CUSTER — The cow will stay.

It’s one of the first questions people ask Charles “Chuck” and Greg Nash, the new owners of what was formerly Bonser’s of Custer.

The store is now Nash Bros. Market.

The cow head, prominently displayed on the front of the store facing U.S. 10 in the heart of Custer, is considered an icon by the brothers. They will repaint it, as they have the interior, and also plan to paint part of the exterior soon.

“Sixty-two years and I’d have little paint coming off me too,” Greg said.

Greg, 56, and Chuck, 61, live in Florida, but their family once lived in Pentwater and Riverton Township. Chuck graduated from Mason County Central in 1977.

While they were in the area for a funeral last summer, they looked around Pentwater for a bed and breakfast to purchase.

“We were about ready to leave. My mom likes ring bologna, so we thought we’d go up to Bonser’s and get some. We show up and there’s a closed sign on the door. We looked at each other. We figured out some of these people have to travel 30 miles one way to shop. In the winter time it becomes a bear,” Chuck said.

They call it the “Final Frontier of Custer” and “Custer’s Last Stand” — which they almost used as the store name.

“I looked at him, he looked at me and I said ‘let’s find out how much they want for the place.’ We put our bid in and (the owner) said ‘sold,’” Chuck said. “(The building) would have eventually crumbled. No one around here would have bought it.”

Chuck worked in the parks department for a city in Florida for 20 years and was in the U.S. Air Force for 20 years before that.

“I retired twice and had my life all planned out. I was going to hit the road in a camper, now guess what I’ll be doing,” he said.

Greg owned a lawn business in Florida and also previously worked at Walmart.

“Now everyone’s sad I don’t cut the grass,” he said. “On to better things. That’s the way it goes.”

Renovations began around Christmas in 2019 — the same time the “See you in May 2020” message was placed on the sign out front.

There was some mystery surrounding the identities of the new owners, which Greg said they helped perpetuate.

“People would stop and ask us if the owners were here and we said no,” he said.

They weren’t ready to tell people quite yet, Chuck added.

“There were a lot of rumors going around,” he said. “People come up to the door and have to see what’s going on.”

The inside has a new ceiling, floor tiles and the coolers were cleaned out.

“Everything is new except for some of the equipment,” Greg said.

Greg and Chuck will bring back the groceries and decided to turn the meat counter into a deli and added a place for people to sit and eat. The store will offer a $5 lunch.

They hope people will come in and eat breakfast, lunch and dinner in the store.

The brothers bought the store from Al Bonser, who purchased it from his parents.

“I am really glad they have the ambition and drive to reopen a store there,” Bonser said. “I can tell they are working on the place and I hope they do well. I’m glad for the community to have fresh food again. I’m sure the community will support them.”

Laura Quick, who worked at the Bonser’s in Ludington, and her sister, Dawn, are helping with the renovations.

“I’ve been in this area for 50 years. I live a mile down the road. I’d be happy not to have to run into Ludington,” she said.

The store is well-known in the area and closed in 2016. The brothers want to have a grand opening to give people a chance to see all the changes.

“There will be some who will shop, but I think some will come in just to look. They shopped here for a decade or two and will want to look around,” Chuck said.

The whole process went by quick, they said. Their family didn’t know what was happening at the time they purchased it and now they are helping with renovations during their vacations.

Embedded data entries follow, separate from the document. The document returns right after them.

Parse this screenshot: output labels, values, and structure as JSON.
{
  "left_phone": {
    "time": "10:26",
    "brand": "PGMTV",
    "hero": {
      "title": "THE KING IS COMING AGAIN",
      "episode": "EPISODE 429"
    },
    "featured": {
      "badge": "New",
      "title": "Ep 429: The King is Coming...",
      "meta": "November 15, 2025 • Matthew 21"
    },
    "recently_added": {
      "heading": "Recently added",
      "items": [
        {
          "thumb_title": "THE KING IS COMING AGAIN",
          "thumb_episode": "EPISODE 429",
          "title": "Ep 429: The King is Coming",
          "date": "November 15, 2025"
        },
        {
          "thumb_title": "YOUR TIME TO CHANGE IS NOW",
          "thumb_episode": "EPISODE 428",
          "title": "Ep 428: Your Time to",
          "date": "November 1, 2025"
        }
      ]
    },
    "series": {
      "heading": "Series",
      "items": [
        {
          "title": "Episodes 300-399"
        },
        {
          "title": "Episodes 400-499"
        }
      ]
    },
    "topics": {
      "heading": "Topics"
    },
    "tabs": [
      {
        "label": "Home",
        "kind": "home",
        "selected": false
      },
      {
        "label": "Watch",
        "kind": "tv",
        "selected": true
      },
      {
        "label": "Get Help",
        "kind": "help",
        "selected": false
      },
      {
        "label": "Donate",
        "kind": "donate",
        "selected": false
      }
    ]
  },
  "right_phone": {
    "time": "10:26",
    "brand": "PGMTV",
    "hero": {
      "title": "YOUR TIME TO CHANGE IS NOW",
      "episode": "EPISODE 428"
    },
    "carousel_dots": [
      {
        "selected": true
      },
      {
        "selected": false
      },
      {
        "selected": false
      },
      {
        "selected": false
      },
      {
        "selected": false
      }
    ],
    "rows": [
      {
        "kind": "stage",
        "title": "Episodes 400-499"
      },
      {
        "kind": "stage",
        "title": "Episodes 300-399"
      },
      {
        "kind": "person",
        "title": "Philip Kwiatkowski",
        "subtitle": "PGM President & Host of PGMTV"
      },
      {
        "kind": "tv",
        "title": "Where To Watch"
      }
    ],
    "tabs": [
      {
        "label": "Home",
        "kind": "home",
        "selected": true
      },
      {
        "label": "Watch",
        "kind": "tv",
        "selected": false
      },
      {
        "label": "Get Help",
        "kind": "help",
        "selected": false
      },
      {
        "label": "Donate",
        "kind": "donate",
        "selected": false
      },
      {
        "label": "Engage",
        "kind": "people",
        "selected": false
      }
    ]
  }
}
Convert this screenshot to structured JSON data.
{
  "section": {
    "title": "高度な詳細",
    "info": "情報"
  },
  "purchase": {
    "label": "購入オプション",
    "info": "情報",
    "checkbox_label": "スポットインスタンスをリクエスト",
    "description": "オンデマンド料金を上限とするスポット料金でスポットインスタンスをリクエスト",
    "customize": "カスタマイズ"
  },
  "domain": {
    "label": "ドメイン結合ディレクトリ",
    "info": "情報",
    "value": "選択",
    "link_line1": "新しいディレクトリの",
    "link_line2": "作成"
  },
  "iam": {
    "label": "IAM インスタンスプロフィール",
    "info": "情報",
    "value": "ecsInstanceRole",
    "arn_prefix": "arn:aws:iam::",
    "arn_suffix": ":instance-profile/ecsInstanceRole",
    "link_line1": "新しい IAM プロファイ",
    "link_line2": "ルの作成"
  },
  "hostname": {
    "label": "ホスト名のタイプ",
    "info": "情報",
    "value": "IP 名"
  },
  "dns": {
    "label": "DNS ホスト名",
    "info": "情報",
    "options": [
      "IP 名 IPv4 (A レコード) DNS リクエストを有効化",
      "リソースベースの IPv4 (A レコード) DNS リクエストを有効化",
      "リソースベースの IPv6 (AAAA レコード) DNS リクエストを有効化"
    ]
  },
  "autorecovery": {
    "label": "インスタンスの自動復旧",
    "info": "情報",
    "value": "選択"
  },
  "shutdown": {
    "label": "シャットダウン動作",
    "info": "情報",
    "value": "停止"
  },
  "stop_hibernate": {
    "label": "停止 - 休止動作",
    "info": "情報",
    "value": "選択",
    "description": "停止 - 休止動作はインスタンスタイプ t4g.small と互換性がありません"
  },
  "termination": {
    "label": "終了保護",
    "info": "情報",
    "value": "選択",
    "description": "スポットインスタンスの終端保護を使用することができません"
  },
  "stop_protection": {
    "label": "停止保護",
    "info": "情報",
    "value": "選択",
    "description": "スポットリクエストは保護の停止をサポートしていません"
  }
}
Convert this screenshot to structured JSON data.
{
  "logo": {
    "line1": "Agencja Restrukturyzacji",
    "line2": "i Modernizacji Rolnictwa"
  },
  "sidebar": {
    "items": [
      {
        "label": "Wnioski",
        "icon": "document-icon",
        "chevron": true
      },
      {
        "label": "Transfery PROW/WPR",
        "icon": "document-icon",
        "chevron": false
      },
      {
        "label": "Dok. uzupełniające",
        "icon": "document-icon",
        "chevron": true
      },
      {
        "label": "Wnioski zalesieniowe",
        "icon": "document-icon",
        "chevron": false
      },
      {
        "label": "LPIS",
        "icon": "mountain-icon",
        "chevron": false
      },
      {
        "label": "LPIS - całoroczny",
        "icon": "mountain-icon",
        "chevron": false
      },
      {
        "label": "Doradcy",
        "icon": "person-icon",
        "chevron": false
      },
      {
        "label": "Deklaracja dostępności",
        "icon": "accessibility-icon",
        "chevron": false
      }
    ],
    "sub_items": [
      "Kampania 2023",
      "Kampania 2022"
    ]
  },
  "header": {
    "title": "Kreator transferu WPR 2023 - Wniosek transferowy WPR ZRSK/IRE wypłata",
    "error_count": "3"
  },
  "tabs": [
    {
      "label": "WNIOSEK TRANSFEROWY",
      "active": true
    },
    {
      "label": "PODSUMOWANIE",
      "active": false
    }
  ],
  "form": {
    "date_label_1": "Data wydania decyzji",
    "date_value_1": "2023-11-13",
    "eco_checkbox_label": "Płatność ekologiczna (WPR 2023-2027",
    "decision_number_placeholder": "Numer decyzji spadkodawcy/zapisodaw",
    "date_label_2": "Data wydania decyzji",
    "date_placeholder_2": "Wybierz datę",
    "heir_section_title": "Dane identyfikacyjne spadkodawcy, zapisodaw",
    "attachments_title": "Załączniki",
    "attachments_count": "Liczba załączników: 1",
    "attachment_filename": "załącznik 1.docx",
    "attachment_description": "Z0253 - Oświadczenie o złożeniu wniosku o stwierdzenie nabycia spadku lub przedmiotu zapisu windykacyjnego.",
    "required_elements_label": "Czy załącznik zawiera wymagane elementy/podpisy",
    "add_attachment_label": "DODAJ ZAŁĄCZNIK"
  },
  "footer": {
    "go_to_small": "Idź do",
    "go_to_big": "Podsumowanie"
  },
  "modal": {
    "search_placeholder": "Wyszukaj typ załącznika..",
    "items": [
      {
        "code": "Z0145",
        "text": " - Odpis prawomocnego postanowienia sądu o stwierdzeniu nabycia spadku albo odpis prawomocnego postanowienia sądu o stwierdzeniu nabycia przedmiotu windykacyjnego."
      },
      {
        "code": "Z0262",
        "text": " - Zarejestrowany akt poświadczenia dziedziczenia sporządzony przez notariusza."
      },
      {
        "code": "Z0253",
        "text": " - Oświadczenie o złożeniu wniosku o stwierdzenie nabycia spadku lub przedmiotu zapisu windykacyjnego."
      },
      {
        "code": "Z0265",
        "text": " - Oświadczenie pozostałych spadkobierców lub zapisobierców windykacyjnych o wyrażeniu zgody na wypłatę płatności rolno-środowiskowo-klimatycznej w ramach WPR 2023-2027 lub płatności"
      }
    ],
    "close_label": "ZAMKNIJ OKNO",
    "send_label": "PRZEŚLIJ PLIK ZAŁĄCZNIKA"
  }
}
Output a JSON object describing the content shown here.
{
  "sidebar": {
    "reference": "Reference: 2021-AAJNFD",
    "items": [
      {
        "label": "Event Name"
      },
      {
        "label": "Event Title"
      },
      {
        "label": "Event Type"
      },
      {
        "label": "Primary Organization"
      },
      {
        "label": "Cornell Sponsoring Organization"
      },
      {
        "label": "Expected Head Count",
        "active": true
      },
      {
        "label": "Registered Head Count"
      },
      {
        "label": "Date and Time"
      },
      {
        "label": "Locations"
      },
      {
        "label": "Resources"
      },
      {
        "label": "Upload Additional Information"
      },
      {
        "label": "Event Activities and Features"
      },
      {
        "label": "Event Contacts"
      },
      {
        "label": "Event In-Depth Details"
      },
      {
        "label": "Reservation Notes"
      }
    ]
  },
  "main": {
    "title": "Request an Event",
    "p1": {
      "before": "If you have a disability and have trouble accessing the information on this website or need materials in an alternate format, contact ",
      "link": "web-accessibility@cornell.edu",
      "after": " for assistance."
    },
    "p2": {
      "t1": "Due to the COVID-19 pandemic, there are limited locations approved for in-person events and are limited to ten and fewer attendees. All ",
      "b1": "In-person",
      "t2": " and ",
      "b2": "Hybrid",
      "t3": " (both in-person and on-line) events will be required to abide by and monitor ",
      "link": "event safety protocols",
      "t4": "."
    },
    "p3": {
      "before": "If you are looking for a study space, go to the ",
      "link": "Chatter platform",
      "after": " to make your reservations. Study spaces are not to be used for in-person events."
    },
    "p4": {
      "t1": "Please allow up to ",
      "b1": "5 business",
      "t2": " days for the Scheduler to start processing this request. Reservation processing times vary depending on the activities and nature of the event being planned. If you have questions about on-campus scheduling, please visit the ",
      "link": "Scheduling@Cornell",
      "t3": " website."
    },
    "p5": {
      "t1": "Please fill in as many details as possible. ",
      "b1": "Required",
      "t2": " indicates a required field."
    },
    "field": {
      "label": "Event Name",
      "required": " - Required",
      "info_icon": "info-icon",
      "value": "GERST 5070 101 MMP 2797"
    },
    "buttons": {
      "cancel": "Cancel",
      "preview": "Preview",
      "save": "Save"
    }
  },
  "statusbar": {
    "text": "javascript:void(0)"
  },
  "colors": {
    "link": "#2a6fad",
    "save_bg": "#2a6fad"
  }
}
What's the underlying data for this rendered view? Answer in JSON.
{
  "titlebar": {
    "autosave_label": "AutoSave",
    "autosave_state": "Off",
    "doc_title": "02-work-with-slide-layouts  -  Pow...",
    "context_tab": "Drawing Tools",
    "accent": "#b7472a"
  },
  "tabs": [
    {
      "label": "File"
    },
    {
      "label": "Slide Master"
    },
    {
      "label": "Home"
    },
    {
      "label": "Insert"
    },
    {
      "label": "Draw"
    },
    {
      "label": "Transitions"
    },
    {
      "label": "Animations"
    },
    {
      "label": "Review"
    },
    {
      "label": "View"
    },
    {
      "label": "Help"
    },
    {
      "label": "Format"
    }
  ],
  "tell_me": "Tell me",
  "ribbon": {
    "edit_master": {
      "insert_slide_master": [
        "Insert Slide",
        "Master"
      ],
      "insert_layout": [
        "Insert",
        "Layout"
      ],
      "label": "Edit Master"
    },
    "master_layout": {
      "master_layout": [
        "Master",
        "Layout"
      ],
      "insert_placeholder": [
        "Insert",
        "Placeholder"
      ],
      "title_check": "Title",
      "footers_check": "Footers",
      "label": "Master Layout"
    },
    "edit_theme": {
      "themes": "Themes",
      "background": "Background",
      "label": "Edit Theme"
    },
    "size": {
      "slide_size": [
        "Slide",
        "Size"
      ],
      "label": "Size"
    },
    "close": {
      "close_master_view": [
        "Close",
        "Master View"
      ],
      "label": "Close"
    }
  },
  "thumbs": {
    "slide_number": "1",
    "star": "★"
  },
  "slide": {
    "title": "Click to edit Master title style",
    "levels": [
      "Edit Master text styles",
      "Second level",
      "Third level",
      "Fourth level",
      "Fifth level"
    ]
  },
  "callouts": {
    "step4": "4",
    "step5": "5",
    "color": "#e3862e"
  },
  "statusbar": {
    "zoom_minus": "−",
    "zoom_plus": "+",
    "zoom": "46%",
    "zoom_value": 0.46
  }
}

The Nash Bros. logo has five stars: two larger ones which represent the brothers, and three smaller ones, which are for their children. Greg’s son, Nicholas, is in high school. Chuck’s adult children are Cassie and Chuck Jr.

“We didn’t tell anyone we bought it. I came home to Florida and said, ‘I bought a store in Michigan,’” Greg said. “Somebody’s pushing us to open this store. If they didn’t want us to open the store, we never would have stopped, we never would have found out how much they wanted for it.”

The original opening date was set for early May, but with COVID-19 closures and delays, it’s taking longer to have construction and inspections completed, they said.

The brothers expect it to be open by Aug. 1, but the date is not set. The plan is to have store hours from 7 a.m. to 7 p.m. The store will be closed Sundays.

People interested in employment were asked to stop by the store to apply.

A Facebook page for the store should be live by the opening day under “Nash Bros.,” Chuck said.

“All the pictures I’ve taken from the beginning to now will be published on Facebook,” he said.

The brothers can’t wait until they can open the doors and say, “Welcome to the store.”